WizKids Offers New Gaming Fronts in Cannibalism, Dungeon Acquisition, Time Management and Time Management

WizKids Offers New Gaming Fronts in Cannibalism, Dungeon Acquisition, Time Management and Time Management
Board Game: Who Should We Eat?
• You can tell that Zev Shlasinger is indeed now Director of Board Games at U.S. publisher WizKids because the company feels like the Z-Man Games of old, releasing a ridiculous number of games in a short period of time with many more still to come before the year ends and with those titles ranging all over the map in terms of setting, style, and gameplay.

Who Should We Eat? by newcomers Mike Harrison-Wood and Chris MacLennan is a 4-10 player semi-cooperative game due out in 2017 in which you're all trying to survive on a desert island while also being fully aware that you might have to resort to cannibalism at some point in order to both survive and keep yourself off the table. From the game description: "You know that not all of you will make it off the island, which means that only the strong will survive, but deep down you also feel something supernatural about this place — that the veil between the spirit world and this mortal existence is pa­per thin. If you succumb to the hunger and are forced to eat another survivor, you will be driven deeper into madness and awake to find a new, vengeful, ghostly presence intent on ensuring that you never, ever leave the island."

 
• Another future WizKids release, this one for October 2017, is Time Barons, which designers Jon Perry and Derek Yu first self-published in 2014 via the Game Crafter under the brand Quibble Games. I played the game once or twice that year on a demo copy sent to me by the designers and loved it, meaning to play more so that I could do a proper overview video, then it was buried under a bunch of other games. Bad Eric. Here's a game summary:

Quote:
You are one of the time barons, shadowy figures who have shaped mankind's destiny since the dawn of time. People are simply pawns in your quest to defeat the other barons and become the ruler of a unified human race. War, religion, technology - all will be used in this ultimate battle.
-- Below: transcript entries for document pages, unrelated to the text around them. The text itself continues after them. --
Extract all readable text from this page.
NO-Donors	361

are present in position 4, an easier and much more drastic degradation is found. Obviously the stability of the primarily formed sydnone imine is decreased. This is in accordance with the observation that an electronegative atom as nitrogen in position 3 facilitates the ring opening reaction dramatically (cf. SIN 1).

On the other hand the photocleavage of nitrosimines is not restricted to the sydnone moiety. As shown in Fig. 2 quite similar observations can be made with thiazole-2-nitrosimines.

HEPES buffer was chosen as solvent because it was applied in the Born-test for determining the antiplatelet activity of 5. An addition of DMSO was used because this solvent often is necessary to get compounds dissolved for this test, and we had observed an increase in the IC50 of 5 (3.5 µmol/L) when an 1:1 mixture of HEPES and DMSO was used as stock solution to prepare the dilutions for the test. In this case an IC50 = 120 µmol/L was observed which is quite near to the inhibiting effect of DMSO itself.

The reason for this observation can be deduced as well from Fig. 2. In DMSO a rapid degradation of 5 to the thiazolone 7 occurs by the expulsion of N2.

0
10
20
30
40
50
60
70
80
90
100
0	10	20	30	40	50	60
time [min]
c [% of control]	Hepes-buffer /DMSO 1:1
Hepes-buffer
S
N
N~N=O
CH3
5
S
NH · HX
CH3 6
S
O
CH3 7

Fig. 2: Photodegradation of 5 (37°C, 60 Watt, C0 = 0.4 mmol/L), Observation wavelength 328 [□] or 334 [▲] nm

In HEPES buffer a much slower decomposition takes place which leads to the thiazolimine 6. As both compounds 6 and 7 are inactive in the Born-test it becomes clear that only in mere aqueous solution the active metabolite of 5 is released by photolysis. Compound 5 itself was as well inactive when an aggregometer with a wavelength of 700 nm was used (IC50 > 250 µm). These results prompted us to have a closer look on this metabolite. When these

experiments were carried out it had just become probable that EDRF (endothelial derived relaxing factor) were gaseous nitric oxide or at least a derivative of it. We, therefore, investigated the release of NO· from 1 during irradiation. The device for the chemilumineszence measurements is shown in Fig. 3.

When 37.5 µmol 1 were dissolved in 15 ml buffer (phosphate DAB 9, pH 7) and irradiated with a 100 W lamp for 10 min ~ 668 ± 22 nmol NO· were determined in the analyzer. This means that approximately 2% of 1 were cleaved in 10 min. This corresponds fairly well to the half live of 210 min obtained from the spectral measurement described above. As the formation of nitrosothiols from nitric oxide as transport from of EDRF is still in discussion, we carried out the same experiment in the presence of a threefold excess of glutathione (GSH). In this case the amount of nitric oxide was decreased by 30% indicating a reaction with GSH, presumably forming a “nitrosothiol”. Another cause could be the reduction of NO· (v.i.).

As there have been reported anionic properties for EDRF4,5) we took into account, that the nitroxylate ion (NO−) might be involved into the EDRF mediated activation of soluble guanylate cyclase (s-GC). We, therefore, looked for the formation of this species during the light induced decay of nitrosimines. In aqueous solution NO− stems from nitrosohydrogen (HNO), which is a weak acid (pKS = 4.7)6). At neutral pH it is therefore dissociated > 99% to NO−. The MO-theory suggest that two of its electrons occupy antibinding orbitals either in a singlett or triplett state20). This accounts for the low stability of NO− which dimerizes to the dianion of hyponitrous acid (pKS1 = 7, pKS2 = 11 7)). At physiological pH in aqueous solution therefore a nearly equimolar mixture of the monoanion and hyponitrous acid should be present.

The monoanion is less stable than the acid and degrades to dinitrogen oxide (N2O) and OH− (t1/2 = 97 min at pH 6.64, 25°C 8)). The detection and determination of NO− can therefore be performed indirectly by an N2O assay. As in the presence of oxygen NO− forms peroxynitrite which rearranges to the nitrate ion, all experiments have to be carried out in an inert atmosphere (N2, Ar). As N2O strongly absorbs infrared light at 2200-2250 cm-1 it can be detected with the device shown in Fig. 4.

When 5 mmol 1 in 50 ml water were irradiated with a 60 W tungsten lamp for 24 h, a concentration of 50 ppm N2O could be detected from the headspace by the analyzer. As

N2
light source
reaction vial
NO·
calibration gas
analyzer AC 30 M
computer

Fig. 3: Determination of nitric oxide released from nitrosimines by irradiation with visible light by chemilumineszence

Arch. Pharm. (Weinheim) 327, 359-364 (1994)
Time Barons is a fast-paced card game that pits two players in a struggle across the ages. "Freedom" is the operating word here! Each turn you can spend your actions however you see fit: to draw and play cards, gain followers, and advance your civilization through four distinct time periods: medieval, industrial, modern, and futuristic. Do you want to rush through the ages, hoping to obtain that technological edge, or punish such a folly with primitive weapons and fanatical attacks? Will you be relentless in your aggression or build an economic advantage? A variety of strategies are available to you at every turn.

The unique blend of actions, followers, and cards offers quick games where turns can be simple, like drawing three cards, or complex, involving every option available to you. And in the process, you'll find yourself doing things like putting a Plague on your opponent's Robotics Lab to slowly kill off the workers there, or attaching a Computer Network to a Church to automate the conversion of new followers. Or what about Martyring a follower you just sacrificed on your Temple so that you can draw a Doomsday Laser and fire it on the same turn? Whew!
Board Game: Dungeon Hustle
• While passing along info about titles that WizKids would have at Gen Con 2017, Shlasinger included a brand new one, the 2-4 player game Dungeon Hustle from Tim and Ben Eisner. Here's an overview:

Quote:
Players are archetypal fantasy characters running through a dungeon picking up swords, keys, shields, scrolls and potions. Each item comes in different colors, and to pick them up, you must hustle through a path of dungeon tiles of matching color; once you step on a new color (or a corner space), you pick up the tiles that you had stepped on. If, for example, you start on a red key and move on a path that consists of a red sword, another red key, a red shield, and finally a white sword, you stop on the white sword, then pick up all of the red items, including the one where you started movement. You use these items to fight monsters, fulfill quests, and purchase other items.

Dungeon Hustle includes a few semi-cooperative elements. A character can help give a power to another character, for example, and is then rewarded for doing so. More importantly, you must all work together to stop monsters from escaping the dungeon. After a certain number of monsters escapes, the game ends, and whoever has the most victory points at that time wins.
• Still another title forthcoming from WizKids, also debuting at Gen Con 2017, is WarTime: The Battle of Valyance Vale by Brad Lackey and Joshua Tempkin, a ten-minute, two-player game in which sand timers determine the limits of what you can do when. In more detail:

Quote:
When a unit moves, attacks, cast spells, or uses a special ability in Wartime, a sand timer is flipped. The unit cannot be used again until the sand timer is drained, then that sand timer (or another one) can be used to activate the unit again. Manage your sand timers, as well as your unit actions, wisely. Sand timers come in different times: 30 seconds, 60 seconds, 90 seconds. Scenarios use other timers in time-sensitive missions.

Wartime features scenario-based play, with branching missions depending on the outcome of the previous mission. Configure your own units to fight in player-designed missions or mix up the unit configurations when playing the game's missions.